I feel I should say that I meant only to point out what I thought, on the basis of what I knew about the critique, looked like it might be an inconsistency, and that I was genuinely interested in the answer to the question, so thanks for responding. I should also say, I think, that I am unconvinced about the (quasi-)moral case for free markets generally, although I suppose that's probably rather obvious from my blog.

I have some reservations about all but one of the points you raise here (quickly, on 1 - the south-eastern asian Tiger economies?; on 2 - need to show that a) nothing else could gather the information as well and b) the costs of gathering the information do not outweigh the benefits; on 3 - and this only makes sense if you endorse the managerial critique, which I'm not doing - doesn't each individual case need sharply defined property rights, even if, generally, no single set of sharply defined property rights is required; on the MacIntyre stuff - if the claim is that markets are the best available tools for the efficient distribution of resources, because of their responsiveness to new information, doesn't that fall foul of the restriction on social science generalizations?) but perhaps a post, rather than comments, particularly comments when drunk, is a better place to deal with it. Again, thanks for responding, and I really do mean this in a conversational, rather than disputational, way (and so I'm sorry if it comes across otherwise).

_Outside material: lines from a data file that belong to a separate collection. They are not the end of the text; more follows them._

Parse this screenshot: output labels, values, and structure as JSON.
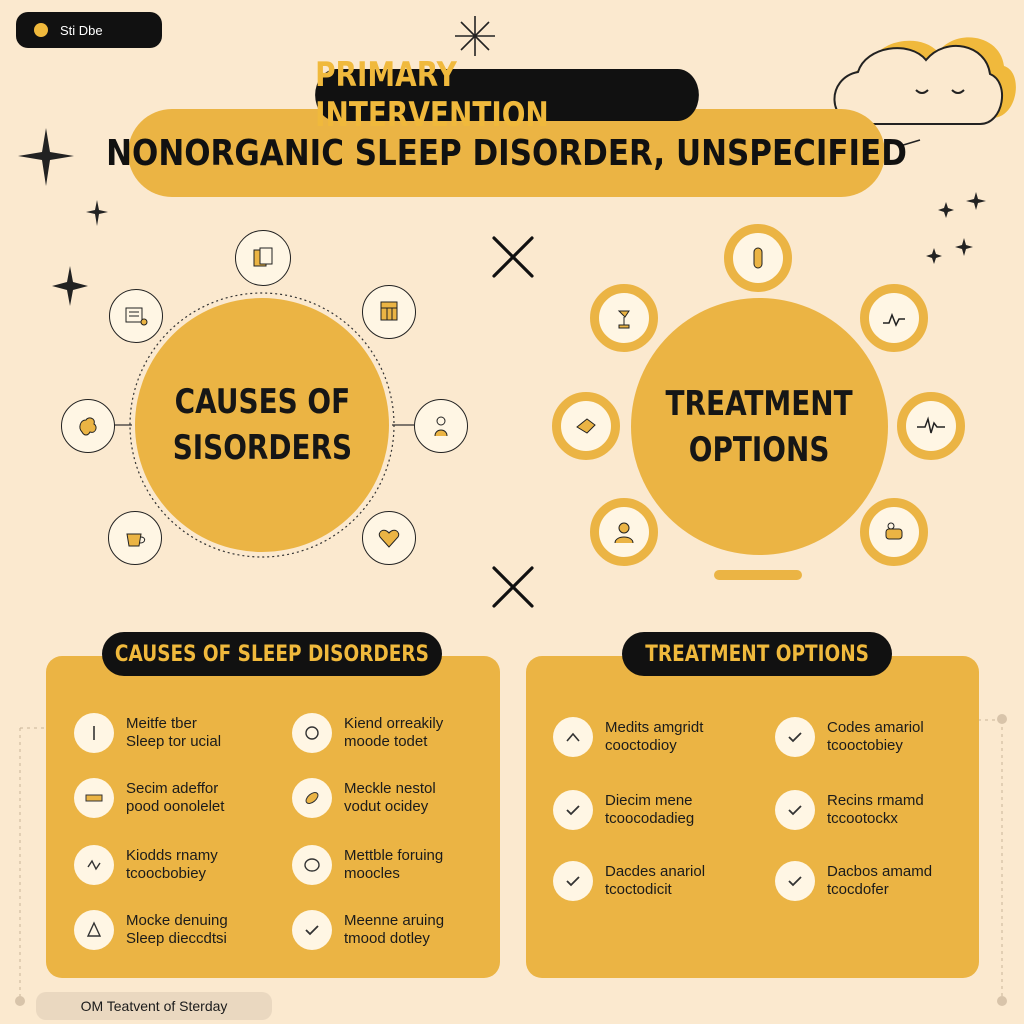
{
  "tag": {
    "label": "Sti Dbe"
  },
  "title": {
    "line1": "PRIMARY INTERVENTION",
    "line2": "NONORGANIC SLEEP DISORDER,  UNSPECIFIED"
  },
  "causes_circle": {
    "line1": "CAUSES OF",
    "line2": "SISORDERS"
  },
  "treatment_circle": {
    "line1": "TREATMENT",
    "line2": "OPTIONS"
  },
  "causes_panel": {
    "title": "CAUSES OF SLEEP DISORDERS",
    "items": [
      {
        "icon": "pill-icon",
        "l1": "Meitfe tber",
        "l2": "Sleep tor ucial"
      },
      {
        "icon": "circle-icon",
        "l1": "Kiend orreakily",
        "l2": "moode todet"
      },
      {
        "icon": "bed-icon",
        "l1": "Secim adeffor",
        "l2": "pood oonolelet"
      },
      {
        "icon": "food-icon",
        "l1": "Meckle nestol",
        "l2": "vodut ocidey"
      },
      {
        "icon": "stress-icon",
        "l1": "Kiodds rnamy",
        "l2": "tcoocbobiey"
      },
      {
        "icon": "circle-icon",
        "l1": "Mettble foruing",
        "l2": "moocles"
      },
      {
        "icon": "warning-icon",
        "l1": "Mocke denuing",
        "l2": "Sleep dieccdtsi"
      },
      {
        "icon": "check-icon",
        "l1": "Meenne aruing",
        "l2": "tmood dotley"
      }
    ]
  },
  "treatment_panel": {
    "title": "TREATMENT OPTIONS",
    "items": [
      {
        "icon": "caret-icon",
        "l1": "Medits amgridt",
        "l2": "cooctodioy"
      },
      {
        "icon": "check-icon",
        "l1": "Codes amariol",
        "l2": "tcooctobiey"
      },
      {
        "icon": "check-icon",
        "l1": "Diecim mene",
        "l2": "tcoocodadieg"
      },
      {
        "icon": "check-icon",
        "l1": "Recins rmamd",
        "l2": "tccootockx"
      },
      {
        "icon": "check-icon",
        "l1": "Dacdes anariol",
        "l2": "tcoctodicit"
      },
      {
        "icon": "check-icon",
        "l1": "Dacbos amamd",
        "l2": "tcocdofer"
      }
    ]
  },
  "footer": {
    "label": "OM Teatvent of Sterday"
  },
  "colors": {
    "background": "#fbe9cf",
    "accent": "#ebb444",
    "dark": "#111111"
  }
}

Also, I'm not actually - as I said above, but not, perhaps foolishly, in my post - endorsing the managerial critique (it sounds a bit too much like a social science generalization, apart from anything else), so I'm not actually claiming the things I said are true, just pointing out what I think the managerial critique says.

Blimpish

The morality of markets is hardly the issue until another system can be found that can feed the masses. Market processes are at any rate are a natural social phenomenon in a society under the rule of law.

Obviously, I'm fully on-board for bashing managerialists, so this will come as no surprise: but I too think Rob misses the point here. Managerialists build dogma out of those social science generalisations - which can just as much be in favour of state control as of markets. The current managerialist consensus favours a heavy role for public intervention in raising adult skills (see the White Paper released earlier this very day).

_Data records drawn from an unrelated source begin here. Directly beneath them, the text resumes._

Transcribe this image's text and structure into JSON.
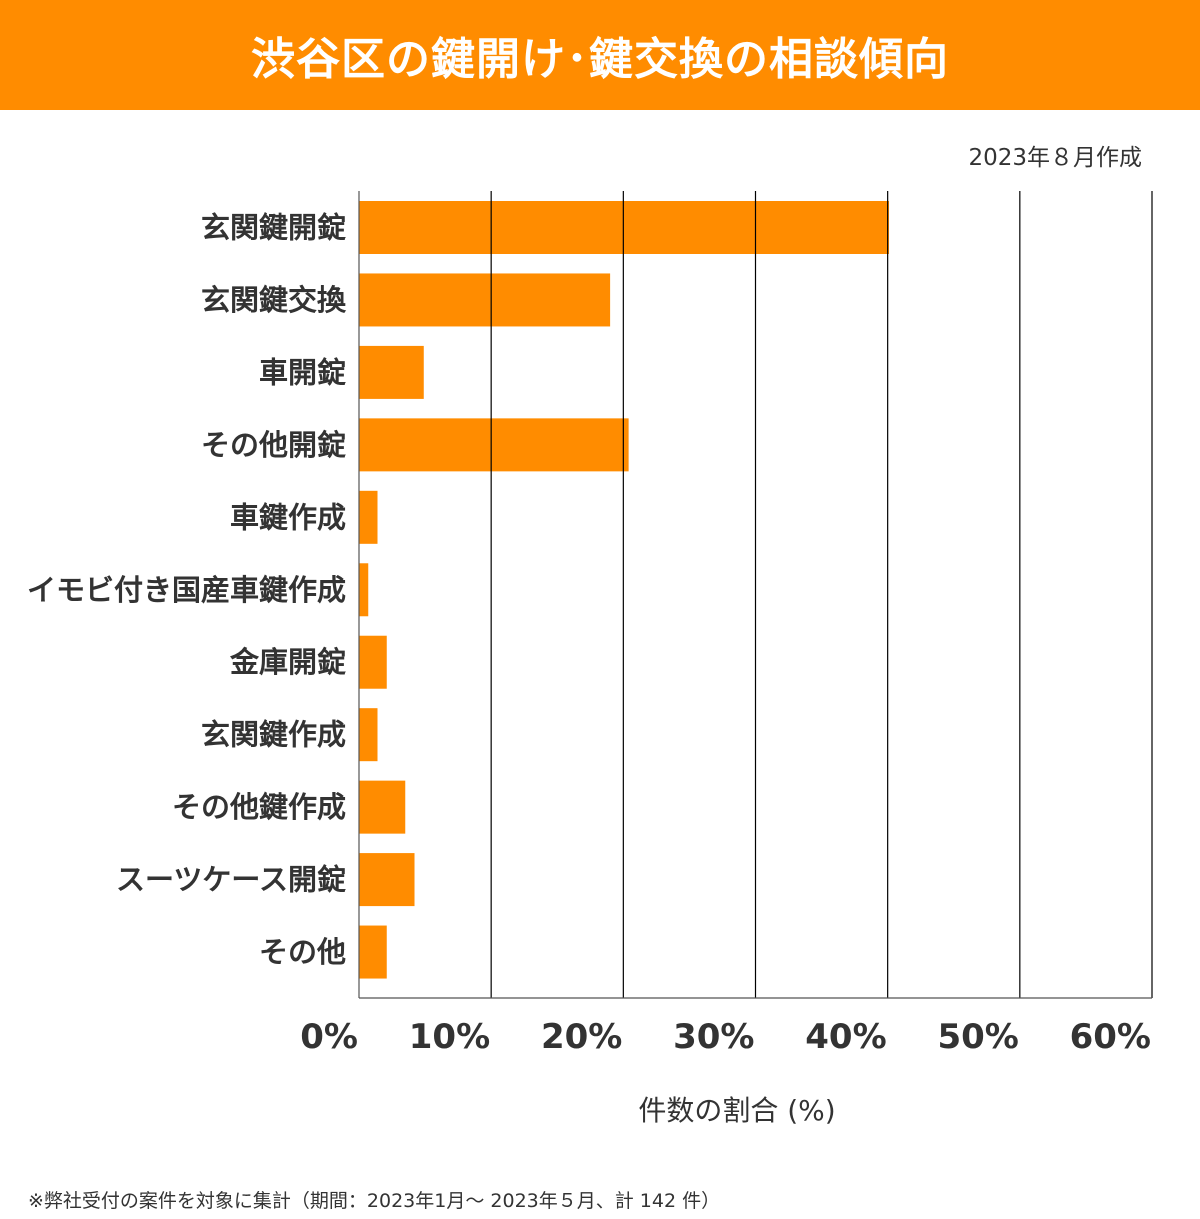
{
  "title": "渋谷区の鍵開け･鍵交換の相談傾向",
  "created": "2023年８月作成",
  "footnote": "※弊社受付の案件を対象に集計（期間：2023年1月～ 2023年５月、計 142 件）",
  "colors": {
    "bar": "#FF8C00",
    "header": "#FF8C00",
    "grid": "#000000"
  },
  "chart_data": {
    "type": "bar",
    "orientation": "horizontal",
    "title": "渋谷区の鍵開け･鍵交換の相談傾向",
    "xlabel": "件数の割合 (%)",
    "ylabel": "",
    "categories": [
      "玄関鍵開錠",
      "玄関鍵交換",
      "車開錠",
      "その他開錠",
      "車鍵作成",
      "イモビ付き国産車鍵作成",
      "金庫開錠",
      "玄関鍵作成",
      "その他鍵作成",
      "スーツケース開錠",
      "その他"
    ],
    "values": [
      40.1,
      19.0,
      4.9,
      20.4,
      1.4,
      0.7,
      2.1,
      1.4,
      3.5,
      4.2,
      2.1
    ],
    "xlim": [
      0,
      60
    ],
    "xticks": [
      0,
      10,
      20,
      30,
      40,
      50,
      60
    ],
    "xtick_labels": [
      "0%",
      "10%",
      "20%",
      "30%",
      "40%",
      "50%",
      "60%"
    ],
    "grid": "vertical",
    "legend": "none"
  }
}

The point about managerialism is not that it is hyper-rationalisation, but blind rationalisation. It is (in keeping with the positivist tradition) a radical separation of facts and values, with values beyond reasoned debate - values are 'appropriate' or not, and there are no trade-offs to be had. There's a difference between using positivist analysis to seek the most efficient means of achieving a consciously selected end, and following an accepted reasoning for ends that are beyond discussion.

dearieme

"Appropriate": such a tell-tale of a word and such a question-begger.